Sometimes the best thing we can do is to stop take a moment, revisit and renew our energies and directions. Here are some of my standard practices for centering back up and moving forward with a renewed sense of space and direction.

Simplify – Buddha wasn’t born an ascetic! He was actually born a prince. He had every opportunity to accumulate as much ‘stuff’ as he wanted. But he didn’t. Instead, he saw through the vain attempts of materialistic fulfillment and decided there had to be some other answer. More to the point: happiness comes from within, so why seek it outside of ourselves? With this principle in mind, he sought to let go of everything that was unnecessary and embrace a deeper reality. This is the basis of simplicity.

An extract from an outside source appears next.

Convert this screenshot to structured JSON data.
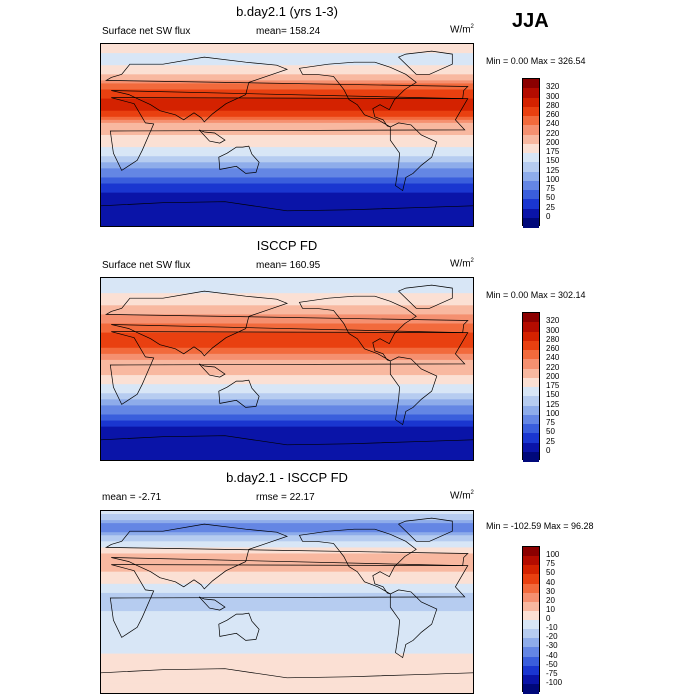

Give – When you can develop a selfless attitude, you focus less on your personal problems. You get less emotional about small things and your mind becomes calmer. Recognizing that being more selfless towards others brings deeper happiness is one of the pillars of spiritual life; it’s also just common sense. When we help others we find a deeper satisfaction.

Meditate – Scientifically speaking, we know that meditation changes the brain. Not only that, but it changes our very nature. Buddha knew firsthand that meditation was a powerful tool because that was his stepping stone for enlightenment. Obviously, you probably don’t have the time to meditate for hours every day, but even just 30 minutes will change your life.

Follow the Wise – Listen to seniors and those with more experience. This is the path of the wise. If you look around, there are always insightful people to learn from. Older people have more experience which means they can offer countless life lessons.

Accept Mindfulness as a Way of Life – It’s naturally very easy to judge others. After all, it’s part of our makeup to look at others and size them up. It’s our primitive brain analyzing threats and assessing the world around us. But that’s not always helpful, and sometimes leads us to look at someone the wrong way. What’s wonderful about mindfulness is that it’s judgment-free. The main goal of mindful communication is to take in everything that someone is saying without evaluating it.

Embrace Change – Every morning we wake up and look in the mirror. We identify that person as ‘us’. We grow attached to this perception — with our body and personality. When it changes with disease, old age, or accidents, we suffer. This is true of our friends and family as well. Everything changes, it’s the fundamental law of the universe. When we actually understand this and embrace it, peace flows easily and without expectations.

Live in the Moment – Our minds do this funny thing where they try and live in the past or in the future, rehashing old conversations and scenarios over and over again. But this just isn’t reality. Life doesn’t happen between your ears, it happens in the NOW.